The prosecutor's office is demanding that this verdict be rescinded. The prosecution insists that Novoselov's case be re-examined for the third time.
The relatives of deceased persons, whose bodies were illegally taken to Germany, also supported this demand. These people have been demanding the return of such bodies for several consecutive years, but to no avail.
In 2001 the authorities started investigating the activities of Vladimir Novoselov, chief of the Novosibirsk regional forensic-medical bureau, that is, after it became known that over 50 human bodies had been taken to Germany. Those bodies were subsequently received by German scientist Gunther von Hagens, who heads a private plastination institution in Heidelberg. The West perceives von Hagens as an avant-garde artist, who has gained a reputation for his shocking anatomic exhibitions featuring dismembered human bodies.
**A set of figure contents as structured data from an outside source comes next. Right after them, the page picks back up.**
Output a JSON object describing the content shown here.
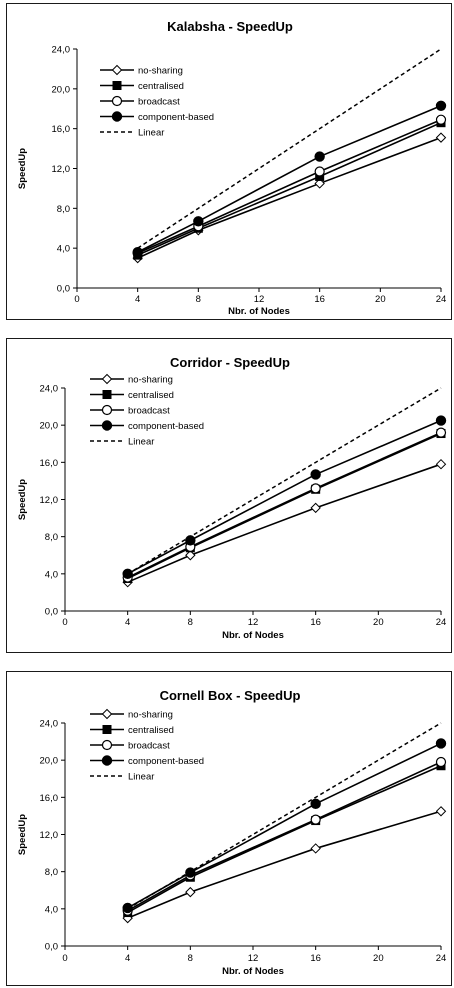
{
  "chart_data": [
    {
      "type": "line",
      "title": "Kalabsha - SpeedUp",
      "xlabel": "Nbr. of Nodes",
      "ylabel": "SpeedUp",
      "xlim": [
        0,
        24
      ],
      "ylim": [
        0,
        24
      ],
      "x_ticks": [
        "0",
        "4",
        "8",
        "12",
        "16",
        "20",
        "24"
      ],
      "y_ticks": [
        "0,0",
        "4,0",
        "8,0",
        "12,0",
        "16,0",
        "20,0",
        "24,0"
      ],
      "x": [
        4,
        8,
        16,
        24
      ],
      "legend_position": "top-left",
      "series": [
        {
          "name": "no-sharing",
          "marker": "diamond",
          "values": [
            3.0,
            5.8,
            10.5,
            15.1
          ]
        },
        {
          "name": "centralised",
          "marker": "square",
          "values": [
            3.3,
            6.0,
            11.2,
            16.6
          ]
        },
        {
          "name": "broadcast",
          "marker": "circle-open",
          "values": [
            3.5,
            6.2,
            11.7,
            16.9
          ]
        },
        {
          "name": "component-based",
          "marker": "circle-filled",
          "values": [
            3.6,
            6.7,
            13.2,
            18.3
          ]
        },
        {
          "name": "Linear",
          "marker": "none",
          "dashed": true,
          "values": [
            4,
            8,
            16,
            24
          ]
        }
      ]
    },
    {
      "type": "line",
      "title": "Corridor - SpeedUp",
      "xlabel": "Nbr. of Nodes",
      "ylabel": "SpeedUp",
      "xlim": [
        0,
        24
      ],
      "ylim": [
        0,
        24
      ],
      "x_ticks": [
        "0",
        "4",
        "8",
        "12",
        "16",
        "20",
        "24"
      ],
      "y_ticks": [
        "0,0",
        "4,0",
        "8,0",
        "12,0",
        "16,0",
        "20,0",
        "24,0"
      ],
      "x": [
        4,
        8,
        16,
        24
      ],
      "legend_position": "top-left",
      "series": [
        {
          "name": "no-sharing",
          "marker": "diamond",
          "values": [
            3.1,
            6.0,
            11.1,
            15.8
          ]
        },
        {
          "name": "centralised",
          "marker": "square",
          "values": [
            3.5,
            6.8,
            13.1,
            19.1
          ]
        },
        {
          "name": "broadcast",
          "marker": "circle-open",
          "values": [
            3.6,
            6.9,
            13.2,
            19.2
          ]
        },
        {
          "name": "component-based",
          "marker": "circle-filled",
          "values": [
            4.0,
            7.6,
            14.7,
            20.5
          ]
        },
        {
          "name": "Linear",
          "marker": "none",
          "dashed": true,
          "values": [
            4,
            8,
            16,
            24
          ]
        }
      ]
    },
    {
      "type": "line",
      "title": "Cornell Box - SpeedUp",
      "xlabel": "Nbr. of Nodes",
      "ylabel": "SpeedUp",
      "xlim": [
        0,
        24
      ],
      "ylim": [
        0,
        24
      ],
      "x_ticks": [
        "0",
        "4",
        "8",
        "12",
        "16",
        "20",
        "24"
      ],
      "y_ticks": [
        "0,0",
        "4,0",
        "8,0",
        "12,0",
        "16,0",
        "20,0",
        "24,0"
      ],
      "x": [
        4,
        8,
        16,
        24
      ],
      "legend_position": "top-left",
      "series": [
        {
          "name": "no-sharing",
          "marker": "diamond",
          "values": [
            3.0,
            5.8,
            10.5,
            14.5
          ]
        },
        {
          "name": "centralised",
          "marker": "square",
          "values": [
            3.6,
            7.4,
            13.5,
            19.4
          ]
        },
        {
          "name": "broadcast",
          "marker": "circle-open",
          "values": [
            3.8,
            7.6,
            13.6,
            19.8
          ]
        },
        {
          "name": "component-based",
          "marker": "circle-filled",
          "values": [
            4.1,
            7.9,
            15.3,
            21.8
          ]
        },
        {
          "name": "Linear",
          "marker": "none",
          "dashed": true,
          "values": [
            4,
            8,
            16,
            24
          ]
        }
      ]
    }
  ]
}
The prosecutor's office established that Novoselov had collected bodies, subsequently delivering them to the German scientist. However, Novoselov's guilt wasn't proved in the course of two trials (November 2003 and July 2004, respectively). The courts didn't find any corpus delicti each time, clearing Novoselov on all counts. In their verdicts, the judges noted that preliminary-investigation divisions had submitted insufficient evidence of Novoselov's guilt.
Nonetheless, RIA Novosti has just learned that the Novosibirsk regional court's board of appeals did rescind the afore-said verdict.
Novoselov's case is to be examined by another judge some time from now.